Genç dedektif Morse (Shaun Evans) çelişkiler içinde kararsız bir ruh haline sahiptir. Bir yandan yalnızlığından hoşnutken, bir yandan da insanların içine karışamamaktan dolayı pişmanlık duyar. İnsanlarla ilişkilerinde anlaşılamamaktan dolayı sorunları vardır. Toplumun içine karışmaktan ve bir yere veya kimseye bağlı olmaktan korkmaktadır. Asla sahip olamayacağı kadınlara ilgi duyar. Onun edebiyata ve müziğe olan ilgisi melankolik kişiliğinin huzur bulma çabasının bir sonucudur. Bu karakteristik yapısının şekillendiği yer ise doğup büyüdüğü hissiz, sessiz ve soğuk bir kasabadan gelmektedir.
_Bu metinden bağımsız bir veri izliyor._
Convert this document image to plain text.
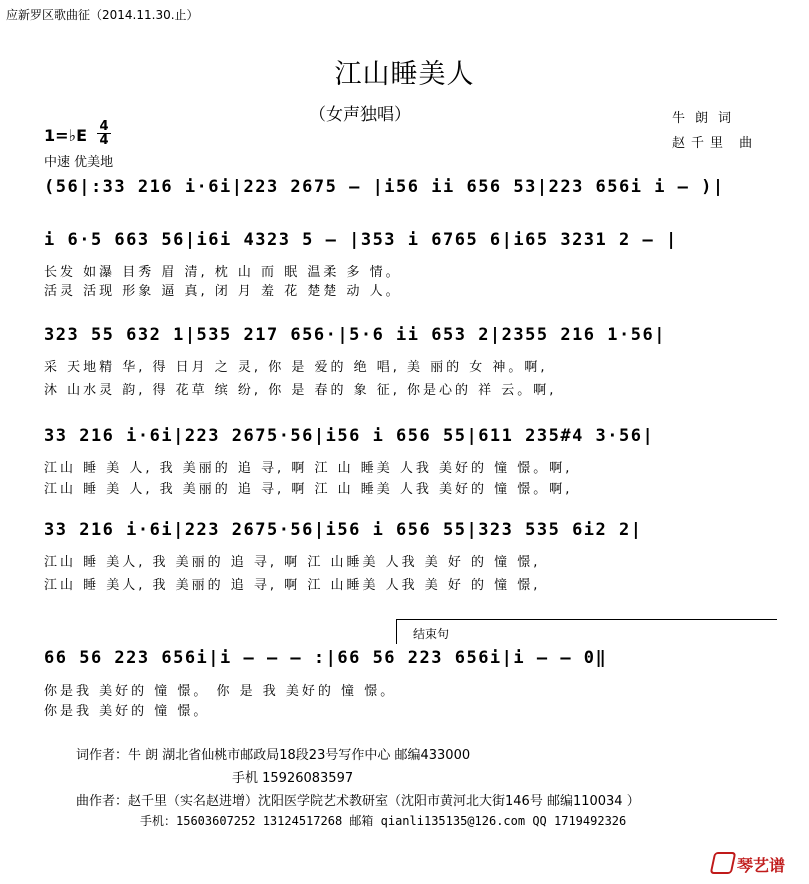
应新罗区歌曲征（2014.11.30.止）
江山睡美人
（女声独唱）	牛朗词
赵千里 曲
1=♭E 4
4
中速 优美地
(56|:33 216 i·6i|223 2675 – |i56 ii 656 53|223 656i i – )|
i 6·5 663 56|i6i 4323 5 – |353 i 6765 6|i65 3231 2 – |
长发 如瀑 目秀 眉 清, 枕 山 而 眠 温柔 多 情。
活灵 活现 形象 逼 真, 闭 月 羞 花 楚楚 动 人。
323 55 632 1|535 217 656·|5·6 ii 653 2|2355 216 1·56|
采 天地精 华, 得 日月 之 灵, 你 是 爱的 绝 唱, 美 丽的 女 神。啊,
沐 山水灵 韵, 得 花草 缤 纷, 你 是 春的 象 征, 你是心的 祥 云。啊,
33 216 i·6i|223 2675·56|i56 i 656 55|611 235#4 3·56|
江山 睡 美 人, 我 美丽的 追 寻, 啊 江 山 睡美 人我 美好的 憧 憬。啊,
江山 睡 美 人, 我 美丽的 追 寻, 啊 江 山 睡美 人我 美好的 憧 憬。啊,
33 216 i·6i|223 2675·56|i56 i 656 55|323 535 6i2 2|
江山 睡 美人, 我 美丽的 追 寻, 啊 江 山睡美 人我 美 好 的 憧 憬,
江山 睡 美人, 我 美丽的 追 寻, 啊 江 山睡美 人我 美 好 的 憧 憬,
结束句
66 56 223 656i|i – – – :|66 56 223 656i|i – – 0‖
你是我 美好的 憧 憬。 你 是 我 美好的 憧 憬。
你是我 美好的 憧 憬。
词作者：牛 朗 湖北省仙桃市邮政局18段23号写作中心 邮编433000
手机 15926083597
曲作者：赵千里（实名赵进增）沈阳医学院艺术教研室（沈阳市黄河北大街146号 邮编110034 ）
手机：15603607252 13124517268 邮箱 qianli135135@126.com QQ 1719492326
琴艺谱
Oxford Üniversitesi’nde başarılı bir öğrenciyken mezun olma aşamasında burayı terk eder. Bilinmeyene doğru olan bu kaçışının nedeni ise sevdiği kadının onu terk etmesidir. Nişanlısı okulun ilk yıllarında aşık olduğu adama geri dönmüştür. Sevip kaybetmenin ruhunda açtığı yaralarla annesinin ölümünde olduğu gibi başa çıkamaması, onu bir sonraki durağı olan kraliyet kuvvetlerine götürür. Kendini bir yere ait hissetmeme duygusu ile başa çıkamaması neticesinde buradaki görevi de kısa sürer. Genç yaşına rağmen çıktığı hayat macerasında art arda gelen tatminsizlik duygusu, Carshall Newtown’da bağlı bulunduğu polis kuvvetlerinde de yakasını bırakmaz. İstifa mektubunu yazdığı sıralarda, Oxford’ta 15 yaşlarında kayıp bir kız için takviye polis kuvvetine ihtiyaç duyulur. Ekip içinde Morse’un da adı vardır.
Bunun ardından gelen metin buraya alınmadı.